WaveY-Net: Physics-augmented deep learning for high-speed electromagnetic simulation and optimization
This addresses the need for faster simulation and optimization in photonic device design, offering a potential replacement for traditional Maxwell simulators, though it appears incremental as it builds on existing physics-augmented methods.
The paper tackled the problem of slow electromagnetic field simulations for photonic devices by introducing WaveY-Net, a hybrid deep learning model that predicts field distributions with ultra-fast speeds and high accuracy, achieving this through physics-augmented training and enabling effective optimization of metagratings.
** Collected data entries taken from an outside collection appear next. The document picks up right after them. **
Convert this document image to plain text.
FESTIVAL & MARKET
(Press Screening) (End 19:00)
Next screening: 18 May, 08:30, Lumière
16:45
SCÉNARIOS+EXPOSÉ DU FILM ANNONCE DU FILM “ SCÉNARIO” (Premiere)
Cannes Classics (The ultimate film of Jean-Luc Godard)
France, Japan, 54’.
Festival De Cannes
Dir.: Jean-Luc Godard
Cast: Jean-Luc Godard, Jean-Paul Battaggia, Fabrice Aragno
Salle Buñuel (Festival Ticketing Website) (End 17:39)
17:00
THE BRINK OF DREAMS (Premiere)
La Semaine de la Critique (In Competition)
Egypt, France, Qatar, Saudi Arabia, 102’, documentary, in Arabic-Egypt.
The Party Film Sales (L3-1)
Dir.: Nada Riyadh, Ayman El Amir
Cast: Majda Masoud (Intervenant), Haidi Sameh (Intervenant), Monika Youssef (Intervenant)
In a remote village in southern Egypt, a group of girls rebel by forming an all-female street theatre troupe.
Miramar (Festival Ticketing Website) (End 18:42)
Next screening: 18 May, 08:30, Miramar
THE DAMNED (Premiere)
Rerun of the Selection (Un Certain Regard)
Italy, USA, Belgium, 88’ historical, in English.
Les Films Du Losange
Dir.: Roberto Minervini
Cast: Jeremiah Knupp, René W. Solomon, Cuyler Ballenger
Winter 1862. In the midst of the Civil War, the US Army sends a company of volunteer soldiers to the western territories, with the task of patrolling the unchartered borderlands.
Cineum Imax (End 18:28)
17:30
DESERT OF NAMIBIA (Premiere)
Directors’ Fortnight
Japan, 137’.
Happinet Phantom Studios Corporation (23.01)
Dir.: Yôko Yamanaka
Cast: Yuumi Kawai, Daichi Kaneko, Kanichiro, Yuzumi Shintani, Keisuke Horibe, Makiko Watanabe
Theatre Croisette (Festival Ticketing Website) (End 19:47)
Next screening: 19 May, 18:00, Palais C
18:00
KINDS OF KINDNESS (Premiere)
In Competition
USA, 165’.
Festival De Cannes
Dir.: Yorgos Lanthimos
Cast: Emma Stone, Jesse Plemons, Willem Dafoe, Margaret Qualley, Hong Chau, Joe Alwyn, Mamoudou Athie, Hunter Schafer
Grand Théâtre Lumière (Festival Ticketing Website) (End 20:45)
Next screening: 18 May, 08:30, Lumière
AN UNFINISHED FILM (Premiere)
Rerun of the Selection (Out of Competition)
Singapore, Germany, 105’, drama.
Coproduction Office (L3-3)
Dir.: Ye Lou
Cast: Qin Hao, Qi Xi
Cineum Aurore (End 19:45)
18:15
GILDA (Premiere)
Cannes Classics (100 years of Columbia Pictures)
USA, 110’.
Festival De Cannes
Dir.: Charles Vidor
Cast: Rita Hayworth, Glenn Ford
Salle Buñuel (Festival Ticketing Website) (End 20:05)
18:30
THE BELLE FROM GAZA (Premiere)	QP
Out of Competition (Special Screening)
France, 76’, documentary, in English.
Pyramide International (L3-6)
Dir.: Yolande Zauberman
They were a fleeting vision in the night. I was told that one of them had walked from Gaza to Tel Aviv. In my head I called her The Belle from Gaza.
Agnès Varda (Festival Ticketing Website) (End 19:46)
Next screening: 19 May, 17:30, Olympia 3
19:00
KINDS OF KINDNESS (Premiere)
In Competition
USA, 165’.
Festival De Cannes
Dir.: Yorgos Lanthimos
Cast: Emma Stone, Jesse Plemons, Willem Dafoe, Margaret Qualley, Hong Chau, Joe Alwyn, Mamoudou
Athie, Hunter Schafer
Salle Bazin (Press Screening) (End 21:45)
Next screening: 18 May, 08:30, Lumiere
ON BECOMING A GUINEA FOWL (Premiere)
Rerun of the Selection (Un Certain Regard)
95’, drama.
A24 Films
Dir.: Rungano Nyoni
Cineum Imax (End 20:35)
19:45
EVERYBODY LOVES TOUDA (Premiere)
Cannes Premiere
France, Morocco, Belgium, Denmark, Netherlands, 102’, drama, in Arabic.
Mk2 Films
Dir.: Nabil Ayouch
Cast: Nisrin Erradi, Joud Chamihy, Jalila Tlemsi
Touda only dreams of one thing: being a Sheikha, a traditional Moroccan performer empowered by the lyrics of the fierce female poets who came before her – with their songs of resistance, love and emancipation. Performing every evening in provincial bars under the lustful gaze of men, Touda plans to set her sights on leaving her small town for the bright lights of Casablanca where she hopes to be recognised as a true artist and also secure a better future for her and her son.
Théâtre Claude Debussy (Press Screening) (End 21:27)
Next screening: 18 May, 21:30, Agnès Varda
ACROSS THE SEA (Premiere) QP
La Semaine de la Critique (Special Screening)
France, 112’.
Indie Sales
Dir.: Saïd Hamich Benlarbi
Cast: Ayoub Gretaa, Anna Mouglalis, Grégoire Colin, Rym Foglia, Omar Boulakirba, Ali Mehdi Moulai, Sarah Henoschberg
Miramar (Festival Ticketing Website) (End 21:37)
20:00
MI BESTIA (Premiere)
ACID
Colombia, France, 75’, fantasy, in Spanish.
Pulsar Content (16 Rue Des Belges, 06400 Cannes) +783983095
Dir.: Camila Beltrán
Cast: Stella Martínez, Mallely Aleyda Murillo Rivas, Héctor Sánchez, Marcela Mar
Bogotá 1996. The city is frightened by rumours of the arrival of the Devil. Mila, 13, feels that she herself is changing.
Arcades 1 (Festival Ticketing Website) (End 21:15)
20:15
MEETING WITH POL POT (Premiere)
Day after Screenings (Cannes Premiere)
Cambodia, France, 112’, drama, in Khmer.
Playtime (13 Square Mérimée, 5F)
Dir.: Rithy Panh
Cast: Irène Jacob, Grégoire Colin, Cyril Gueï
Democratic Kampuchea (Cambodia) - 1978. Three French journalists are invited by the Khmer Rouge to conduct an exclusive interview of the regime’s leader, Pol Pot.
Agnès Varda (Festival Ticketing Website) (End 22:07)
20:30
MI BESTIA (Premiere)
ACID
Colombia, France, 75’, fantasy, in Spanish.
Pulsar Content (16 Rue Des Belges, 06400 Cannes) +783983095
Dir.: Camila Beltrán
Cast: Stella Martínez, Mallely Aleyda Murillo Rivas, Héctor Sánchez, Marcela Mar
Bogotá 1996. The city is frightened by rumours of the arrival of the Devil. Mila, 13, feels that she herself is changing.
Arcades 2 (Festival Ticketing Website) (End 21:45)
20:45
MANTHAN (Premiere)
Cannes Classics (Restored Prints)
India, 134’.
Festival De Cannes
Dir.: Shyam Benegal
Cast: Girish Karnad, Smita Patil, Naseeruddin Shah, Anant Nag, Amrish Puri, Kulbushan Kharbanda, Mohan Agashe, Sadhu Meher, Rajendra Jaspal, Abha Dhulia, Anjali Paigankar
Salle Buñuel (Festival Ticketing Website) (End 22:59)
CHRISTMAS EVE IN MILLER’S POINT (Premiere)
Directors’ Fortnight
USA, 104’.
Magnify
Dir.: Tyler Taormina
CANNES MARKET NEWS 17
The calculation of electromagnetic field distributions within structured media is central to the optimization and validation of photonic devices. We introduce WaveY-Net, a hybrid data- and physics-augmented convolutional neural network that can predict electromagnetic field distributions with ultra fast speeds and high accuracy for entire classes of dielectric photonic structures. This accuracy is achieved by training the neural network to learn only the magnetic near-field distributions of a system and to use a discrete formalism of Maxwell's equations in two ways: as physical constraints in the loss function and as a means to calculate the electric fields from the magnetic fields. As a model system, we construct a surrogate simulator for periodic silicon nanostructure arrays and show that the high speed simulator can be directly and effectively used in the local and global freeform optimization of metagratings. We anticipate that physics-augmented networks will serve as a viable Maxwell simulator replacement for many classes of photonic systems, transforming the way they are designed.